Do you know that Alan Jackson song…. Where were you when the world stopped turning??? I am sure you have heard it, but if you haven’t it’s a beautiful song about September 11th and what came from it.
I was 19 at the time… a sophomore at college, and on that Tuesday I had a 9:15 flag football class (easy athletic credit and fun too), but I always had to walk to class, so I left my house before 8:45 when the first plane hit. I sat there with one other student wondering where everyone was. The coach was never this late… until another student came up to me and told me what happened. I remember what I was wearing, what the air felt like- that crisp autumn morning…. and I remember running home and throwing on the TV. I sat on the coffee table glued, unsure as to what I was witnessing as I watched the second plane hit the tower. Less than an hour later, I watched horror stuck, like everyone else in our nation, as the towers crumbled.

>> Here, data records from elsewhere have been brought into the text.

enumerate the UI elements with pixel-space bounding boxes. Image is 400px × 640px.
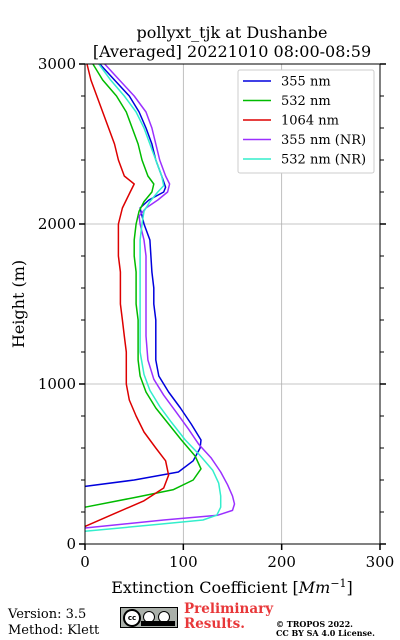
preliminary-line1: Preliminary bbox=[184, 601, 274, 617]
legend: 355 nm 532 nm 1064 nm 355 nm (NR) 532 nm (NR… bbox=[237, 69, 375, 174]
x-tick-label: 300 bbox=[366, 553, 395, 571]
legend-label: 355 nm bbox=[281, 75, 331, 90]
x-tick-label: 100 bbox=[169, 553, 198, 571]
x-axis-label: Extinction Coefficient [Mm−1] bbox=[111, 577, 353, 597]
x-axis-label-exp: −1 bbox=[330, 577, 346, 590]
series-line-355-nm bbox=[84, 63, 202, 488]
plot-frame bbox=[84, 63, 381, 545]
y-axis-label: Height (m) bbox=[9, 260, 28, 348]
series-lines bbox=[84, 63, 236, 532]
x-tick-label: 200 bbox=[267, 553, 296, 571]
y-tick-label: 2000 bbox=[38, 215, 76, 233]
series-line-532-nm-nr bbox=[84, 63, 222, 532]
y-tick-label: 0 bbox=[66, 535, 76, 553]
legend-label: 355 nm (NR) bbox=[281, 133, 366, 148]
legend-label: 1064 nm bbox=[281, 114, 339, 129]
cc-license-badge: cc bbox=[120, 607, 178, 628]
method-text: Method: Klett bbox=[8, 623, 100, 638]
footer-info: Version: 3.5 Method: Klett bbox=[8, 607, 99, 639]
preliminary-results-note: Preliminary Results. bbox=[184, 602, 273, 632]
x-axis-label-unit: Mm bbox=[298, 578, 331, 597]
cc-badge-strip bbox=[141, 621, 175, 626]
legend-box bbox=[237, 69, 375, 174]
y-tick-label: 3000 bbox=[38, 55, 76, 73]
legend-label: 532 nm bbox=[281, 94, 331, 109]
y-tick-label: 1000 bbox=[38, 375, 76, 393]
x-tick-label: 0 bbox=[80, 553, 90, 571]
cc-logo-icon: cc bbox=[123, 609, 141, 627]
copyright-note: © TROPOS 2022. CC BY SA 4.0 License. bbox=[276, 620, 375, 638]
series-line-532-nm bbox=[84, 63, 202, 508]
x-axis-label-close: ] bbox=[347, 578, 353, 597]
copyright-line2: CC BY SA 4.0 License. bbox=[276, 628, 375, 638]
x-axis-label-text: Extinction Coefficient [ bbox=[111, 578, 299, 597]
series-line-1064-nm bbox=[84, 63, 170, 528]
chart-title-line2: [Averaged] 20221010 08:00-08:59 bbox=[93, 42, 371, 61]
preliminary-line2: Results. bbox=[184, 616, 245, 632]
series-line-355-nm-nr bbox=[84, 63, 236, 529]
legend-label: 532 nm (NR) bbox=[281, 153, 366, 168]
version-text: Version: 3.5 bbox=[8, 607, 87, 622]
chart-title-line1: pollyxt_tjk at Dushanbe bbox=[136, 23, 327, 42]
copyright-line1: © TROPOS 2022. bbox=[276, 619, 353, 629]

As the hours passed and even the next few days, as I was just going through the motions of the days, what I saw rise from the rubble was not hatred, but pride in our nation, faith, hope, and love for one another.
1 Corinthians 13:13 NIV |
It still amazes me to this day that our nation, when adversity strikes, that we buckle down, grab hands, and pull each other through whatever may come. What a blessing to live in a place like this!!!
There are times that I want to complain at the airport about security, or the wait time. or how weird it is that I have to take off my shoes… we all do….. but what if we didnt do those things, and 9/11 happened all over again? Instead of complaining, I and we should be thanking these people for what they do every day. It’s hard to remember the wealth of faith and hope we all felt as the flags flew in each yard, on every car window, and in every home. How did that feeling disappear??? Why is it only when bad things happen that we hold each others hands and help?
I was with a group of sixth graders and we watched in shock as the second plane hit the tower and the aftermath. Parents came and picked up students very alarmed and we sat glued to the television. That night plans were made to evacuate my family in preparation of the need to do so if KC was hit due to the rail traffic and its location in the heart of the US.
I sat and cried when Alan Jackson performed that song live for the first time. I can't adequately describe how it made me feel at the time.